In a series of unfortunate events, a fire not only burns the church down, but also claims the life of the associate pastor whom Dave had started to regard as a brother. The fire is a turning point in the spiritual life of Dave and direction of the movie. As he tries to stoically face the challenge of having lost his church and his friend on the same day, he learns that the university board has decided to use the destruction of the church to seize the property by using the claim of eminent domain.

Pastor Dave decides to dig in his heels and reaches out to his fallen-away lawyer brother, Pearce, played by John Corbett. Then ensues a battle of wills where lawyers, destruction crews, fiery media discussion, broken windows and fisticuffs are involved.

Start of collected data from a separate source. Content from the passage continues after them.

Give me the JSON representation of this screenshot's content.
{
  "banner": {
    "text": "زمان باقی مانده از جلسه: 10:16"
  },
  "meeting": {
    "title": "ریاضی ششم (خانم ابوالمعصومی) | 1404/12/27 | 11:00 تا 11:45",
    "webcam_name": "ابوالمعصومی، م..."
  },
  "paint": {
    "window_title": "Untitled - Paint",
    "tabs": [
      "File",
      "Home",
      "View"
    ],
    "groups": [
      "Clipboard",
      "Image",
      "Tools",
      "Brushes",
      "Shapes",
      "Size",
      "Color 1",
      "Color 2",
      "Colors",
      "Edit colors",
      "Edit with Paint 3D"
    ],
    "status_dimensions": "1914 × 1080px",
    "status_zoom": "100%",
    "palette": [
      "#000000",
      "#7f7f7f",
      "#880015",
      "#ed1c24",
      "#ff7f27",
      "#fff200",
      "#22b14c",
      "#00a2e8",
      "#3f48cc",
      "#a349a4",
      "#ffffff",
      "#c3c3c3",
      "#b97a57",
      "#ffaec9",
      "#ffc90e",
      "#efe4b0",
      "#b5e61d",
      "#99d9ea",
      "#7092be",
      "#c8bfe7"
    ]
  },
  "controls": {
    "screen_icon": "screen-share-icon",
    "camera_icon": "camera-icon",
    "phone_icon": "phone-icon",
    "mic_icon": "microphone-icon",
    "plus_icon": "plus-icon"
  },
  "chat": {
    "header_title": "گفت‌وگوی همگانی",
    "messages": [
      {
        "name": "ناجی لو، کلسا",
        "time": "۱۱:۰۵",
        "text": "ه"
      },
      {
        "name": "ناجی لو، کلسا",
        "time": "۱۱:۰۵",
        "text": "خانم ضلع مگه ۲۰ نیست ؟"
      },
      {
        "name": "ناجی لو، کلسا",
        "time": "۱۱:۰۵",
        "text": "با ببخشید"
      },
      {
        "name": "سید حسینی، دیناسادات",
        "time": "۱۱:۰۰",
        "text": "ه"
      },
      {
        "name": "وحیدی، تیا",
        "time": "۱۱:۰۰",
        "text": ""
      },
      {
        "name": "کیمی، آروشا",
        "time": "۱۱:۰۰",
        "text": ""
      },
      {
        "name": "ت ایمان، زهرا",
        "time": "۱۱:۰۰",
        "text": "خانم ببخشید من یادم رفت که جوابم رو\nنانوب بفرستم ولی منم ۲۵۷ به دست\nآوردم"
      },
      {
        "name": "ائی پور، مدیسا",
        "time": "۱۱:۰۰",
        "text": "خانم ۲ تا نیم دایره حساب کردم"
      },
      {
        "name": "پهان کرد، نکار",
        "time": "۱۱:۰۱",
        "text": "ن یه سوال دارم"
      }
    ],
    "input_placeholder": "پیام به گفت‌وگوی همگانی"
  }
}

As the fight goes, Dave questions his own place in the big picture and the soundness of his own decisions, while the estranged brother Pearce comes back to his childhood home to find some reconciliation. Dave and Pearce’s conversations about their past offers a glimpse into the different results and perceptions of the same household and same parenting, while their interaction creates the movie’s most heart-warming and relatable parts. Corbett brings the protective but skeptical brother to life wonderfully, and White is more than able to paint the picture of the loyal but conflicted younger brother.

The side story where Keaton, the student who starts to question her faith after having started college, and her agnostic boyfriend, Adam, portray the challenges of attending a secular university. In my opinion, the movie was charitable in its depiction of interaction among the students. The culture in these institutions of learning, which were first created by the Catholic Church, treat Christianity as something only lesser minds believe. The oppression is not only intellectual, but also spiritual. Keaton, played by Samantha Boscarino, is charged with showing the audience where many youths find themselves once they step out of the comfort and confines of the family.

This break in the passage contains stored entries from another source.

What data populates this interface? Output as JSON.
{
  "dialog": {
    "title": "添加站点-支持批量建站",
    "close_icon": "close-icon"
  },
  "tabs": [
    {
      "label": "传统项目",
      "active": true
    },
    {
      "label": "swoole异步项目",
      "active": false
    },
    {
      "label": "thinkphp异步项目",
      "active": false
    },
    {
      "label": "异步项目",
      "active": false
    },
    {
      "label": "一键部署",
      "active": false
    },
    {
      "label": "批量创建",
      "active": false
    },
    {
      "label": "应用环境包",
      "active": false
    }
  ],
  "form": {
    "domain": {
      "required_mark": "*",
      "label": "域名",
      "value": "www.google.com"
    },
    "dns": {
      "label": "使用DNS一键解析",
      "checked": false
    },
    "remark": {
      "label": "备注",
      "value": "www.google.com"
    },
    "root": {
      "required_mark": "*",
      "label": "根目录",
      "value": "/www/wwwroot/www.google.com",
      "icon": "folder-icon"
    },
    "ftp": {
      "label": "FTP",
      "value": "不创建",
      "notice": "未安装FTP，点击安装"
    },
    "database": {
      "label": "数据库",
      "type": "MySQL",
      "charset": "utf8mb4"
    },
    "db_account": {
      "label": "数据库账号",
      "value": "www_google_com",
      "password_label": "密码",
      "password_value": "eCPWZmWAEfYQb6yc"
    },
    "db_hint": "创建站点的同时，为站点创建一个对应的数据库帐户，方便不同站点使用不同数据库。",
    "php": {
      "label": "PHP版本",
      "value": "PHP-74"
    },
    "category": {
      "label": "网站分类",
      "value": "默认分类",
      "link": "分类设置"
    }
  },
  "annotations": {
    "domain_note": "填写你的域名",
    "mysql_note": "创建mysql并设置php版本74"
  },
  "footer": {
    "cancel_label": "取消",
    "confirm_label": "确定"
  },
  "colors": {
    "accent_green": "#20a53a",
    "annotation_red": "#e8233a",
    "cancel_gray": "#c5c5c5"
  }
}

The fight between Pastor Dave and the university gets uglier, as Keaton questions her faith, and Adam (Mike Manning) finds himself in jail. Up until the end, the plot was plausible, and mostly enjoyable, despite the clunky acting of Boscarino and Manning. When the movie was over, however, I felt like the hand of God reached down from Heaven and changed everyone’s hearts, whether they wanted it or not.

In all honesty, I tend toward pessimism, which is not an acceptable state of being for a Catholic who believes that the story does not end on Good Friday. However, when the credits started along with the feel-good music, I could not help but say aloud, “Well, that’s not gonna happen.” Forgiveness and charity will surely change some hearts, but not all. Even though I appreciate the desire of the producers to leave the audience with a sense of renewed hope and purpose, if we are not truly honest about the world we live in, we will be looking for the wrong kind of victory.

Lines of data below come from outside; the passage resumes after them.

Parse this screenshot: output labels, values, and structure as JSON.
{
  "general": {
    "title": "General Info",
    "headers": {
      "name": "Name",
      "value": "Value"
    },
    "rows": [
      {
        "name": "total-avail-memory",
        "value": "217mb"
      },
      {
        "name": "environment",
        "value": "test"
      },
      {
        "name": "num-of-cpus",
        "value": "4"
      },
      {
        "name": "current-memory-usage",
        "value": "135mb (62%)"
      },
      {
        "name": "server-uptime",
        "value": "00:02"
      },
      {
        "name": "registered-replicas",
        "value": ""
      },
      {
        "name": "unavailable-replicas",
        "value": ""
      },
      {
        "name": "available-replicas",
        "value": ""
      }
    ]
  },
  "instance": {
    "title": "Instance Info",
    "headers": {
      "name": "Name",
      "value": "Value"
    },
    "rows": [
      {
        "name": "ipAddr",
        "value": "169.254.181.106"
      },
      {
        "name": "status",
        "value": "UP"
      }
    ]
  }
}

Then again, maybe that is the cynic in me talking. Maybe I have spent too many years on university campuses and have become jaded. If you see God’s not Dead: A Light in Darkness, let me know what you think about the ending. I want to believe that the tide of this culture can be changed, but the realist in my head keeps telling me that all we can do as faithful followers of Christ is to swim against the current and win one heart at a time.